A Glimpse Inside the Mind of Charles Swan III
A Glimpse Inside the Mind of Charles Swan III has a couple new photos today, and they make me think this film is going to be a lot like a Wes Anderson flick. Mainly due to the quirkiness and the cast, but still. The one thing this film really has going for it is that Charlie Sheen has tiger blood. You can hardly ever cast someone with tiger blood.
Killing Them Softly
Killing Them Softly has a new trailer today that’s very cool and makes me want to see it, but it ends with the line, “America’s not a country; it’s a business.”
Am I living in a business? Can you be a legal resident of a business? What does that make Canada? A charity (the charity of losers helping losers be losers, no doubt)?
I disagree with Brad Pitt. America is a country. I’m reasonably sure of it.
Snitch has a trailer, and I don’t really remember writing a preview of this film…
Oh, I didn’t yet. Phew. I thought I’d forgotten. The film looks pretty cool, with The Rock becoming an informant for the FBI to save his son from a prison sentence. I don’t think it works this way, but basically in normal situations they let guys who are facing hard time flip, thus reducing their sentences.
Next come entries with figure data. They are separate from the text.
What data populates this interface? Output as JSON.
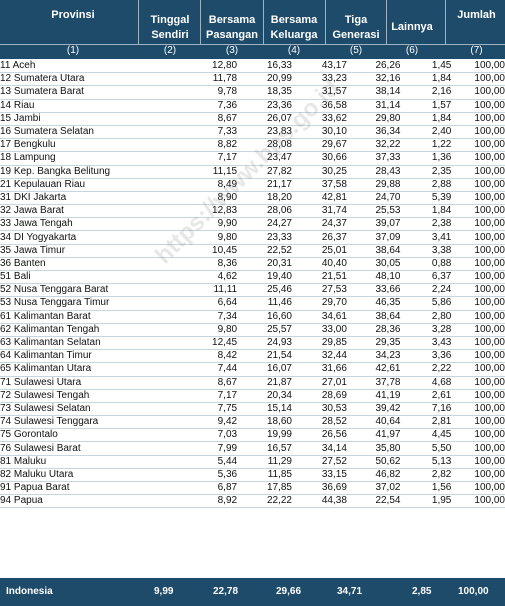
{
  "header": {
    "provinsi": "Provinsi",
    "col2": [
      "Tinggal",
      "Sendiri"
    ],
    "col3": [
      "Bersama",
      "Pasangan"
    ],
    "col4": [
      "Bersama",
      "Keluarga"
    ],
    "col5": [
      "Tiga",
      "Generasi"
    ],
    "col6": "Lainnya",
    "col7": "Jumlah",
    "numbers": [
      "(1)",
      "(2)",
      "(3)",
      "(4)",
      "(5)",
      "(6)",
      "(7)"
    ]
  },
  "rows": [
    [
      "11 Aceh",
      "12,80",
      "16,33",
      "43,17",
      "26,26",
      "1,45",
      "100,00"
    ],
    [
      "12 Sumatera Utara",
      "11,78",
      "20,99",
      "33,23",
      "32,16",
      "1,84",
      "100,00"
    ],
    [
      "13 Sumatera Barat",
      "9,78",
      "18,35",
      "31,57",
      "38,14",
      "2,16",
      "100,00"
    ],
    [
      "14 Riau",
      "7,36",
      "23,36",
      "36,58",
      "31,14",
      "1,57",
      "100,00"
    ],
    [
      "15 Jambi",
      "8,67",
      "26,07",
      "33,62",
      "29,80",
      "1,84",
      "100,00"
    ],
    [
      "16 Sumatera Selatan",
      "7,33",
      "23,83",
      "30,10",
      "36,34",
      "2,40",
      "100,00"
    ],
    [
      "17 Bengkulu",
      "8,82",
      "28,08",
      "29,67",
      "32,22",
      "1,22",
      "100,00"
    ],
    [
      "18 Lampung",
      "7,17",
      "23,47",
      "30,66",
      "37,33",
      "1,36",
      "100,00"
    ],
    [
      "19 Kep. Bangka Belitung",
      "11,15",
      "27,82",
      "30,25",
      "28,43",
      "2,35",
      "100,00"
    ],
    [
      "21 Kepulauan Riau",
      "8,49",
      "21,17",
      "37,58",
      "29,88",
      "2,88",
      "100,00"
    ],
    [
      "31 DKI Jakarta",
      "8,90",
      "18,20",
      "42,81",
      "24,70",
      "5,39",
      "100,00"
    ],
    [
      "32 Jawa Barat",
      "12,83",
      "28,06",
      "31,74",
      "25,53",
      "1,84",
      "100,00"
    ],
    [
      "33 Jawa Tengah",
      "9,90",
      "24,27",
      "24,37",
      "39,07",
      "2,38",
      "100,00"
    ],
    [
      "34 DI Yogyakarta",
      "9,80",
      "23,33",
      "26,37",
      "37,09",
      "3,41",
      "100,00"
    ],
    [
      "35 Jawa Timur",
      "10,45",
      "22,52",
      "25,01",
      "38,64",
      "3,38",
      "100,00"
    ],
    [
      "36 Banten",
      "8,36",
      "20,31",
      "40,40",
      "30,05",
      "0,88",
      "100,00"
    ],
    [
      "51 Bali",
      "4,62",
      "19,40",
      "21,51",
      "48,10",
      "6,37",
      "100,00"
    ],
    [
      "52 Nusa Tenggara Barat",
      "11,11",
      "25,46",
      "27,53",
      "33,66",
      "2,24",
      "100,00"
    ],
    [
      "53 Nusa Tenggara Timur",
      "6,64",
      "11,46",
      "29,70",
      "46,35",
      "5,86",
      "100,00"
    ],
    [
      "61 Kalimantan Barat",
      "7,34",
      "16,60",
      "34,61",
      "38,64",
      "2,80",
      "100,00"
    ],
    [
      "62 Kalimantan Tengah",
      "9,80",
      "25,57",
      "33,00",
      "28,36",
      "3,28",
      "100,00"
    ],
    [
      "63 Kalimantan Selatan",
      "12,45",
      "24,93",
      "29,85",
      "29,35",
      "3,43",
      "100,00"
    ],
    [
      "64 Kalimantan Timur",
      "8,42",
      "21,54",
      "32,44",
      "34,23",
      "3,36",
      "100,00"
    ],
    [
      "65 Kalimantan Utara",
      "7,44",
      "16,07",
      "31,66",
      "42,61",
      "2,22",
      "100,00"
    ],
    [
      "71 Sulawesi Utara",
      "8,67",
      "21,87",
      "27,01",
      "37,78",
      "4,68",
      "100,00"
    ],
    [
      "72 Sulawesi Tengah",
      "7,17",
      "20,34",
      "28,69",
      "41,19",
      "2,61",
      "100,00"
    ],
    [
      "73 Sulawesi Selatan",
      "7,75",
      "15,14",
      "30,53",
      "39,42",
      "7,16",
      "100,00"
    ],
    [
      "74 Sulawesi Tenggara",
      "9,42",
      "18,60",
      "28,52",
      "40,64",
      "2,81",
      "100,00"
    ],
    [
      "75 Gorontalo",
      "7,03",
      "19,99",
      "26,56",
      "41,97",
      "4,45",
      "100,00"
    ],
    [
      "76 Sulawesi Barat",
      "7,99",
      "16,57",
      "34,14",
      "35,80",
      "5,50",
      "100,00"
    ],
    [
      "81 Maluku",
      "5,44",
      "11,29",
      "27,52",
      "50,62",
      "5,13",
      "100,00"
    ],
    [
      "82 Maluku Utara",
      "5,36",
      "11,85",
      "33,15",
      "46,82",
      "2,82",
      "100,00"
    ],
    [
      "91 Papua Barat",
      "6,87",
      "17,85",
      "36,69",
      "37,02",
      "1,56",
      "100,00"
    ],
    [
      "94 Papua",
      "8,92",
      "22,22",
      "44,38",
      "22,54",
      "1,95",
      "100,00"
    ]
  ],
  "footer": [
    "Indonesia",
    "9,99",
    "22,78",
    "29,66",
    "34,71",
    "2,85",
    "100,00"
  ],
  "watermark": "https://www.bps.go.id",
  "colors": {
    "header_bg": "#1d4b69",
    "header_text": "#ffffff",
    "row_line": "#c7d5df"
  }
}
The Rock’s kid either can’t or won’t do that, so the Rock does it for him, going undercover to take down a cartel. It’s kinda cool. The action looks good, and the Rock, as per his usual, looks like a friggin badass. KINDA LIKE ME.
Cirque Du Soleil: World’s Away 3D
Cirque Du Soleil: World’s Away 3D has a couple new posters today, and they’re all pretty cool, though the one with the four ladies all contorted doesn’t seem possible. Seriously, this shit is AWESOME. I can barely bend over to tie my shoes. Actually, I don’t bend over to do it anymore. I hired a Canadian to do it for me. Did you know that for just seven cents a day you can hire a Canadian to do your bidding? Apparently, their country is such a turd that for just the chance to stand on American soil they’ll essentially become indentured servants to large, hairy men who don’t like to tie their own shoes.